In association with this lesion there are almost invariably severe lesions of the bronchi. Purulent bronchitis was noted in 47 of the 61 instances, in which this nodular bronchopneumonia was found at autopsy. An index of the severity of the bronchial injury is the frequency with which bronchiectasis has occurred; dilatation of small bronchi was observed in 24 instances. In 10 instances the bronchi were encircled by conspicuous zones of hemorrhage.

In association with this peribronchiolar lesion the lung is often voluminous and fails to collapse on removal from the chest. Pressure upon the lung squeezes from the smallest bronchi, both in the neighborhood of the nodular consolidation and elsewhere, a droplet of viscid, semifluid mucopurulent material. The presence of this tenacious material throughout the small bronchi doubtless explains the failure of the lung tissue to collapse. Interstitial emphysema has been present in some of these lungs.

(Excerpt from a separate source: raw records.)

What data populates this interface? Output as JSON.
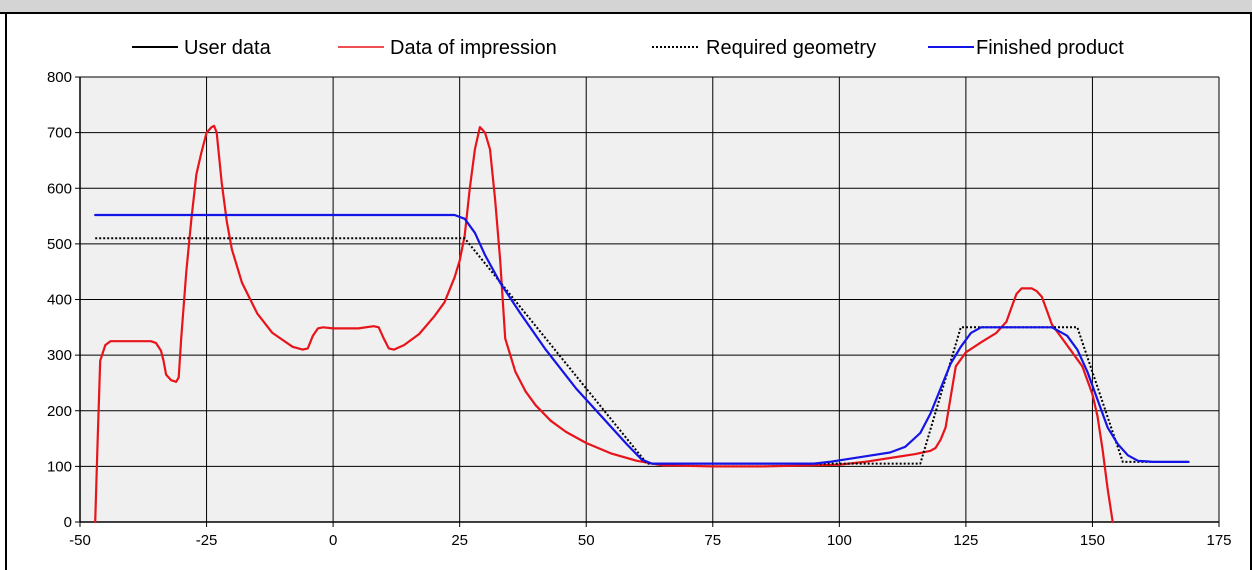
{
  "chart_data": {
    "type": "line",
    "title": "",
    "xlabel": "",
    "ylabel": "",
    "xlim": [
      -50,
      175
    ],
    "ylim": [
      0,
      800
    ],
    "x_ticks": [
      -50,
      -25,
      0,
      25,
      50,
      75,
      100,
      125,
      150,
      175
    ],
    "y_ticks": [
      0,
      100,
      200,
      300,
      400,
      500,
      600,
      700,
      800
    ],
    "x_tick_labels": [
      "-50",
      "-25",
      "0",
      "25",
      "50",
      "75",
      "100",
      "125",
      "150",
      "175"
    ],
    "y_tick_labels": [
      "0",
      "100",
      "200",
      "300",
      "400",
      "500",
      "600",
      "700",
      "800"
    ],
    "grid": true,
    "plot_background": "#f0f0f0",
    "legend_position": "top",
    "series": [
      {
        "name": "User data",
        "color": "#000000",
        "style": "solid",
        "points": []
      },
      {
        "name": "Data of impression",
        "color": "#e8141b",
        "style": "solid",
        "points": [
          [
            -47,
            0
          ],
          [
            -46.5,
            150
          ],
          [
            -46,
            290
          ],
          [
            -45,
            318
          ],
          [
            -44,
            325
          ],
          [
            -40,
            325
          ],
          [
            -36,
            325
          ],
          [
            -35,
            322
          ],
          [
            -34,
            308
          ],
          [
            -33.5,
            290
          ],
          [
            -33,
            265
          ],
          [
            -32,
            255
          ],
          [
            -31,
            252
          ],
          [
            -30.5,
            260
          ],
          [
            -30,
            330
          ],
          [
            -29,
            450
          ],
          [
            -28,
            545
          ],
          [
            -27,
            625
          ],
          [
            -26,
            665
          ],
          [
            -25,
            700
          ],
          [
            -24,
            710
          ],
          [
            -23.5,
            712
          ],
          [
            -23,
            700
          ],
          [
            -22,
            610
          ],
          [
            -21,
            540
          ],
          [
            -20,
            490
          ],
          [
            -18,
            430
          ],
          [
            -15,
            375
          ],
          [
            -12,
            340
          ],
          [
            -8,
            315
          ],
          [
            -6,
            310
          ],
          [
            -5,
            312
          ],
          [
            -4,
            335
          ],
          [
            -3,
            348
          ],
          [
            -2,
            350
          ],
          [
            0,
            348
          ],
          [
            5,
            348
          ],
          [
            8,
            352
          ],
          [
            9,
            350
          ],
          [
            10,
            330
          ],
          [
            11,
            312
          ],
          [
            12,
            310
          ],
          [
            14,
            318
          ],
          [
            17,
            338
          ],
          [
            20,
            370
          ],
          [
            22,
            395
          ],
          [
            24,
            440
          ],
          [
            25,
            470
          ],
          [
            26,
            515
          ],
          [
            27,
            600
          ],
          [
            28,
            670
          ],
          [
            29,
            710
          ],
          [
            30,
            700
          ],
          [
            31,
            670
          ],
          [
            32,
            580
          ],
          [
            33,
            470
          ],
          [
            34,
            330
          ],
          [
            36,
            270
          ],
          [
            38,
            235
          ],
          [
            40,
            210
          ],
          [
            43,
            182
          ],
          [
            46,
            162
          ],
          [
            50,
            142
          ],
          [
            55,
            123
          ],
          [
            60,
            110
          ],
          [
            65,
            102
          ],
          [
            75,
            100
          ],
          [
            85,
            100
          ],
          [
            95,
            102
          ],
          [
            100,
            103
          ],
          [
            105,
            108
          ],
          [
            110,
            115
          ],
          [
            115,
            122
          ],
          [
            118,
            128
          ],
          [
            119,
            133
          ],
          [
            120,
            148
          ],
          [
            121,
            170
          ],
          [
            122,
            225
          ],
          [
            123,
            280
          ],
          [
            125,
            305
          ],
          [
            128,
            323
          ],
          [
            131,
            340
          ],
          [
            133,
            360
          ],
          [
            134,
            385
          ],
          [
            135,
            410
          ],
          [
            136,
            420
          ],
          [
            138,
            420
          ],
          [
            139,
            415
          ],
          [
            140,
            405
          ],
          [
            141,
            380
          ],
          [
            142,
            355
          ],
          [
            144,
            330
          ],
          [
            146,
            305
          ],
          [
            148,
            280
          ],
          [
            150,
            230
          ],
          [
            151,
            190
          ],
          [
            152,
            130
          ],
          [
            153,
            60
          ],
          [
            154,
            0
          ]
        ]
      },
      {
        "name": "Required geometry",
        "color": "#000000",
        "style": "dotted",
        "points": [
          [
            -47,
            510
          ],
          [
            26,
            510
          ],
          [
            62,
            105
          ],
          [
            116,
            105
          ],
          [
            124,
            350
          ],
          [
            147,
            350
          ],
          [
            156,
            108
          ],
          [
            169,
            108
          ]
        ]
      },
      {
        "name": "Finished product",
        "color": "#1414e6",
        "style": "solid",
        "points": [
          [
            -47,
            552
          ],
          [
            24,
            552
          ],
          [
            26,
            545
          ],
          [
            28,
            520
          ],
          [
            30,
            480
          ],
          [
            33,
            430
          ],
          [
            37,
            375
          ],
          [
            42,
            310
          ],
          [
            48,
            240
          ],
          [
            54,
            180
          ],
          [
            58,
            140
          ],
          [
            61,
            112
          ],
          [
            63,
            105
          ],
          [
            95,
            105
          ],
          [
            98,
            108
          ],
          [
            105,
            118
          ],
          [
            110,
            125
          ],
          [
            113,
            135
          ],
          [
            116,
            160
          ],
          [
            118,
            195
          ],
          [
            120,
            240
          ],
          [
            122,
            285
          ],
          [
            124,
            315
          ],
          [
            126,
            340
          ],
          [
            128,
            350
          ],
          [
            142,
            350
          ],
          [
            145,
            335
          ],
          [
            147,
            310
          ],
          [
            149,
            270
          ],
          [
            151,
            220
          ],
          [
            153,
            170
          ],
          [
            155,
            140
          ],
          [
            157,
            120
          ],
          [
            159,
            110
          ],
          [
            162,
            108
          ],
          [
            169,
            108
          ]
        ]
      }
    ]
  }
}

A red zone of hemorrhage has occasionally been observed about the foci of peribronchiolar pneumonia. A further stage in the same process is represented by hemorrhage into all of the alveoli separating these patches of consolidation. This hemorrhagic lesion, which will be described in more detail later, has been found repeatedly in the same lung with peribronchiolar pneumonia, being present in 8 among the 61 autopsies cited. Lobular bronchopneumonia accompanied the peribronchiolar lesion 27 times and lobar pneumonia accompanied it 20 times.

When an abscess caused by hemolytic streptococcus is associated with peribronchiolar pneumonia, empyema is present, but otherwise pleurisy is absent or limited to a scant fibrinous exudate.

Fig. 3.—Acute bronchopneumonia with peribronchiolar consolidation; a respiratory bronchiole partially lined by columnar epithelium passes into alveolar duct and the adjacent alveoli are filled by polynuclear leucocytes. Autopsy 333.

Histologic examination demonstrates very clearly the relation of this lesion to the bronchioles (Fig. 3). These passages are filled and distended with an inflammatory exudate consisting almost entirely of polynuclear leucocytes. The respiratory bronchioles are beset with alveoli often limited to one side of the tubule and these alveoli are filled with leucocytes. The alveolar ducts, distinguishable from the bronchioles by the absence of columnar or cubical epithelium and by possession of smooth muscle, are similarly filled with leucocytes; the numerous alveoli which form the walls of the alveolar ducts are distended by an inflammatory exudate. In sections which pass through an alveolar duct and one or more of its infundibula, the further extension of the lesion may be determined (Fig. 4). The infundibulum in proximity with the alveolar duct contains polynuclear leucocytes and the same cells are seen in the alveoli which here form its wall, but the intensity of the inflammatory reaction diminishes toward the periphery, so that the distal part of the infundibulum, which is much distended and in consequence more readily definable than usual, is free from inflammatory exudate.

Fig. 4.—Acute bronchopneumonia with peribronchiolar consolidation; a respiratory bronchiole is in continuity with an alveolar duct and two distended infundibula; alveoli about bronchiole, alveolar duct and proximal part of infundibula contain polynuclear leucocytes, the distal part of the infundibula showing no evidence of inflammation. Autopsy 333.

Occasionally there is irregularly distributed hemorrhage and perhaps some edema in the alveoli immediately adjacent to those which form the peribronchiolar focus of inflammation. In such instances small bronchi, that is, air passages, lined by columnar epithelium and devoid of tributary alveoli, may be surrounded by a zone of hemorrhage; immediately surrounding the bronchus, the wall of which shows intense inflammation, alveoli, in a zone of which the radius represents several alveoli, are filled with blood. This hemorrhagic zone is continued from the bronchus over the focus of inflammation which surrounds the bronchiole.